An Rhein und Ruhr. . Die Architektenkammer NRW verzeichnet einen Höchststand von 30 000 Mitgliedern und ist damit die größte bundesweit. An der FH Dortmund stieg die Zahl der Architektur-Erstsemester von 100 auf 480. Die Kehrseite der Medaille: 182 Büros gingen 2010 in die Insolvenz.

Rollkragenpullover, bildhübsche Frauen und vor der Tür ein Porsche – das ist der klassische Archetyp des Architektenberufs, der sich in den Köpfen vieler Menschen etabliert hat. Mit den Anwälten teilen sie sich die nicht unbedingt schmeichelhafte Bezeichnung „Halbgötter in schwarz“. Führt also derjenige, der sich für den Beruf entscheidet, ein Leben in Saus und Braus?

„Nein“, sagt Christof Rose, Sprecher der Architektenkammer NRW, die seit kurzem einen Höchststand von mehr als 30 000 Mitgliedern verzeichnet. Damit ist sie die bundesweit größte. „In vielen Imageratings steht der Beruf zwar immer noch hoch im Kurs und viele junge Menschen melden sich bei uns, um sich über das Architekturstudium zu informieren, aber oft müssen wir die Euphorie der Leute etwas bremsen.“

Das beginnt schon beim Gehalt. Üppigen Lohn dürfen Architekten, so Christof Rose, meistens nicht erwarten. Statt Porsche und Luxusleben kämpfen demnach viele Monat für Monat um ihre Existenz, hangeln sich von Auftrag zu Auftrag. Rose: „Drei Viertel der Architekturbüros in NRW arbeiten heute sehr kleinteilig. Das heißt, sie haben vier Mitarbeiter oder weniger. Inklusive Chef und Sekretariat.“

Voller Markt

Wenn denn in so einem Betrieb Aufträge wegbrächen, sei sofort die Existenz des Unternehmens bedroht. 182 Insolvenzen von Architekturbüros gab es im Jahr 2010, der Markt ist laut Rose „sehr voll“. Wer seinen festen Job verliert, macht sich meistens direkt selbstständig und taucht in keiner Statistik auf. Regelmäßige Aufträge garantiert die Selbstständigkeit allerdings nicht.

Obwohl sich viele Architekten nach ihrem Studium mit einer solchen Situation konfrontiert sehen, ist der Beruf dennoch hochinteressant für junge Menschen. Das berichtet Renate Kastorff-Viehmann, Professorin für Architektur an der FH Dortmund.
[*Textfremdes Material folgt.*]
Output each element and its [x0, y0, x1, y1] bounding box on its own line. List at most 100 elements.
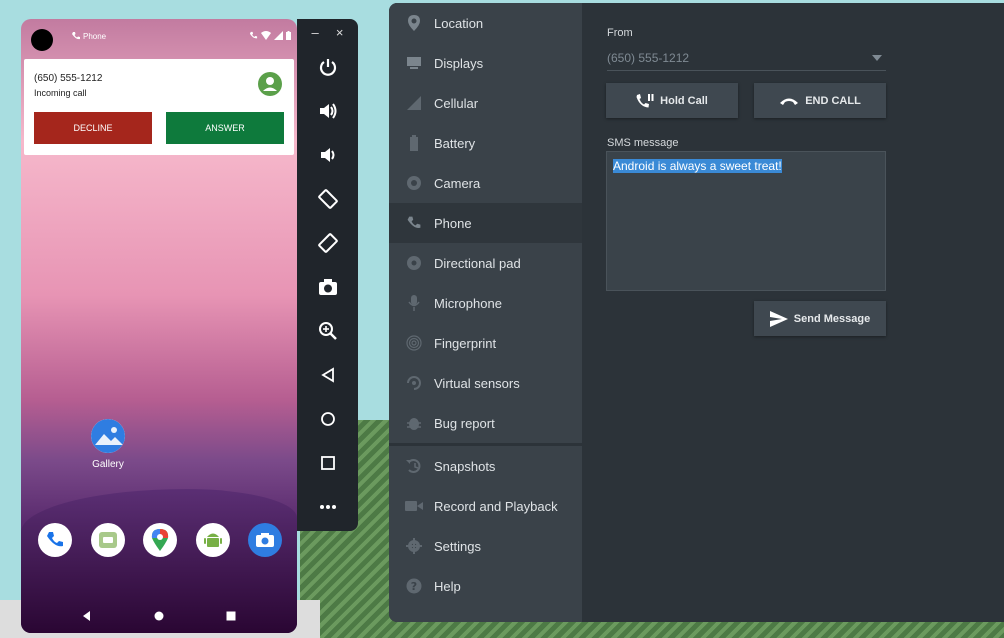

Hier haben sich in diesem Semester rund 480 neue Studenten eingeschrieben; sonst sind es nur knapp 100. „Ich glaube, es ist der Wunsch nach einem ganzheitlichen Studium, der diese Fachrichtung für so viele Menschen attraktiv macht.“ Immerhin würden in der Architektur sowohl handwerkliche, gestalterische als auch intellektuelle Fähigkeiten angesprochen. „Architekten“, so Kastorff-Viehmann, „sind Generalisten.“ Dass viele ihrer Studenten nach dem Studium erst einmal keinen Job finden, erklärt die Professorin so: „Es gibt konjunkturbedingt immer weniger private Bauherren. Viele Leute haben kein Geld mehr, um sich ein Haus vom Architekten planen und bauen zu lassen. Den Markt haben die großen Bauträger übernommen.“

Genügend Aufgaben

Das bestätigt Christof Rose, und gibt jungen Architekten gerne Tipps, worauf sich Berufseinsteiger künftig spezialisieren müssten, um im Wettbewerb mithalten zu können: „Aufgaben gibt es immer genug. Momentan ist die energetische Sanierung von Bestandsobjekten ein großes Thema, wie auch der altengerechte Ausbau.“ Heute würden beide Sektoren noch zu oft getrennt voneinander erledigt, wer diese Bereiche koppelt, hat zumindest Chancen auf eine gute Auftragslage. Doch entscheidend ist vor allem eines: „Das ist wie in jedem anderen Beruf: Wer mit Herzblut dabei ist, wird viel zu tun haben“, so Rose.